Fri Mar 1 15:34:02 EST 2002

huaiyu at gauss.almadan.ibm.com (Huaiyu Zhu) writes:

> I've been following this discussion with quite some interest, but I do not
> have the background to delimit the scope of various concepts.  Is there a
> gentle introduction to a unicode-newbie?

There are a number of introductions to Unicode; you may want to search
www.unicode.org, e.g.

http://www.unicode.org/unicode/standard/WhatIsUnicode.html

> >IMO, the Python source code parser should never see any text data[1]
> >that is not UTF-8 encoded.  
> 
> Presumably this discussion only concerns unicode strings - I don't think
> want to lose the ability to read in arbitrary binary data as a raw string.

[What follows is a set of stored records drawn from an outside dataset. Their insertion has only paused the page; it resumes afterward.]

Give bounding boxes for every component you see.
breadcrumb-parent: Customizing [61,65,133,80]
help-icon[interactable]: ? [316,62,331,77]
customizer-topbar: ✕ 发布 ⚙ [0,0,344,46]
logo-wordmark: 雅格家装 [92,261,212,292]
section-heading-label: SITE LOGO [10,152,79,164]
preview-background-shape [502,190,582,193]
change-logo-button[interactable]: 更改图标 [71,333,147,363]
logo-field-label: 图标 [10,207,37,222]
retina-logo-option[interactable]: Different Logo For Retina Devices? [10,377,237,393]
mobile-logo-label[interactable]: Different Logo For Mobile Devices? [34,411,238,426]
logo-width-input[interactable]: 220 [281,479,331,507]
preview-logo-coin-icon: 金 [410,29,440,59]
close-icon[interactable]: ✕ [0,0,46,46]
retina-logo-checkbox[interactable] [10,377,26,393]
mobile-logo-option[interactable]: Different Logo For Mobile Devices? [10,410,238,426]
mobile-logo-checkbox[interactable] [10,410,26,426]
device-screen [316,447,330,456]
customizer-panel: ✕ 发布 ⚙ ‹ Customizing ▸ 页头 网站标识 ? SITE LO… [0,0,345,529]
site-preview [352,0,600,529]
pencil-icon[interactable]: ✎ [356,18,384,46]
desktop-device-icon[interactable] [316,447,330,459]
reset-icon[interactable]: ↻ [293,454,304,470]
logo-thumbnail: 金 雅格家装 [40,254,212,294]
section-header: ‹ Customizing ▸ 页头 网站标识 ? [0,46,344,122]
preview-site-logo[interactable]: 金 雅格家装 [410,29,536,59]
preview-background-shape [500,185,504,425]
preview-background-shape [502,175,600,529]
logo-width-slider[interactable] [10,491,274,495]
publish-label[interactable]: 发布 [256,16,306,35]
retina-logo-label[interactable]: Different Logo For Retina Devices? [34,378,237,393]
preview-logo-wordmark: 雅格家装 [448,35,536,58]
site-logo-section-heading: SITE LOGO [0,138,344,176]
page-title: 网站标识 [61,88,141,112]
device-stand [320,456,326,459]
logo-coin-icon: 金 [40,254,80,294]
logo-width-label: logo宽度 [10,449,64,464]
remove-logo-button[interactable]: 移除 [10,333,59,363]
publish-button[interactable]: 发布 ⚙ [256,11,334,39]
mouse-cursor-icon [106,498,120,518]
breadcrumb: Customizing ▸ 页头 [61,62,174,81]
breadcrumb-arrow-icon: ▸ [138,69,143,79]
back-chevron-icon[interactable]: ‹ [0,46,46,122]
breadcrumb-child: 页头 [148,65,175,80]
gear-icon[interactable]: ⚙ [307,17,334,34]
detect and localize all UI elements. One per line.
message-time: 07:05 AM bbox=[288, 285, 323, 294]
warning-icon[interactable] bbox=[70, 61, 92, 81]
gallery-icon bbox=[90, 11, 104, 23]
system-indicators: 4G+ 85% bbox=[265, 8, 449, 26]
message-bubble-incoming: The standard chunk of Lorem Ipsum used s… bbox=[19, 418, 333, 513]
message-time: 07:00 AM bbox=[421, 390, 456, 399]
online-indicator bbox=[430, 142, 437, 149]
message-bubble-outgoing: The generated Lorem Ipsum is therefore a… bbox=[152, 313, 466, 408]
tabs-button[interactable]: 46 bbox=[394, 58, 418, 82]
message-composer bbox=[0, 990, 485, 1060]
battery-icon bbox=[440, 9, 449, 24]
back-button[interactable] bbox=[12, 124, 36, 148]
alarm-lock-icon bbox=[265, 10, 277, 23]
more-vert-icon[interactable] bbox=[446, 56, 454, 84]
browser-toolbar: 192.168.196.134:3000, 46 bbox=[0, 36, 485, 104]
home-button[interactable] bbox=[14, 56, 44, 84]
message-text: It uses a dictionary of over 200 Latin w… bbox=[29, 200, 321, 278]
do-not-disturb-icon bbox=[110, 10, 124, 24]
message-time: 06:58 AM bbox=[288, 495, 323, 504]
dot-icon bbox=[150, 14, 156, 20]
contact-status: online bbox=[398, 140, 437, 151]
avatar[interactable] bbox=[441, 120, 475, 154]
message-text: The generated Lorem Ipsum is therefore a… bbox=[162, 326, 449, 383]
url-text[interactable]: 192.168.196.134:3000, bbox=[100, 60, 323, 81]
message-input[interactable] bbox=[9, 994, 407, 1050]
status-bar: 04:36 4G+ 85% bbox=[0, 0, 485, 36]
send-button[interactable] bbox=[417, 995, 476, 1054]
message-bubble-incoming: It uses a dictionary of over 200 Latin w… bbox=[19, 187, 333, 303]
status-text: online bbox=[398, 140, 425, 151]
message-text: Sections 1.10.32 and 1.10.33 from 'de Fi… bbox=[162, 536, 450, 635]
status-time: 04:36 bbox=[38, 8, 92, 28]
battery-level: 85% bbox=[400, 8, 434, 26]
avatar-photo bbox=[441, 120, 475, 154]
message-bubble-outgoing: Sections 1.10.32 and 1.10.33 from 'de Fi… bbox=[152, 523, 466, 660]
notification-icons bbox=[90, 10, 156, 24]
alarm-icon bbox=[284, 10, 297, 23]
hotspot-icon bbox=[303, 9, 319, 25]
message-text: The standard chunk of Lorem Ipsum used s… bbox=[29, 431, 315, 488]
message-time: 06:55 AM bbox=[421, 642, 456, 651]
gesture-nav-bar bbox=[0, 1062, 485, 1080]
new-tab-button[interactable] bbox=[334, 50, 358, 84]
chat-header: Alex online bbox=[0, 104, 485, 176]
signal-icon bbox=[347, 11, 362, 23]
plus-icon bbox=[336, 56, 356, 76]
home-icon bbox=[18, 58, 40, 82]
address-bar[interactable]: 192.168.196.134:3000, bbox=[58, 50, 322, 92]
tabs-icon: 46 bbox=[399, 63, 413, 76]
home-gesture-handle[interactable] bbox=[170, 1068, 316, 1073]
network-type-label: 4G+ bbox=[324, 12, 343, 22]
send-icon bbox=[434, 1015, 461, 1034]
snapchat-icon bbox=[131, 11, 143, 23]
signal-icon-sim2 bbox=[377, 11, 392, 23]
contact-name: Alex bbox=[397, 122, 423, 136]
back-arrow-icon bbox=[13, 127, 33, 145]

First and foremost, the discussion is only about source code. A byte
string should certainly be able to store arbitrary bytes. Under
Stephen's proposal, it would indeed not be possible anymore to put
arbitrary binary data into source code.

> >[1]  Ie, Python language or character text.  It might be convenient to
> >have an octet-string primitive data type, in which you could put
> >EUC-encoded Japanese or Java byte codes.  
> 
> What's the difference between this and a raw string (a byte sequence) that
> you can translate into any other encoding?

Arbitrary binary data uses don't have a character set. If they are
character data, they should be stored as a character string (which, in
Python, is a Unicode string).

Regards,
Martin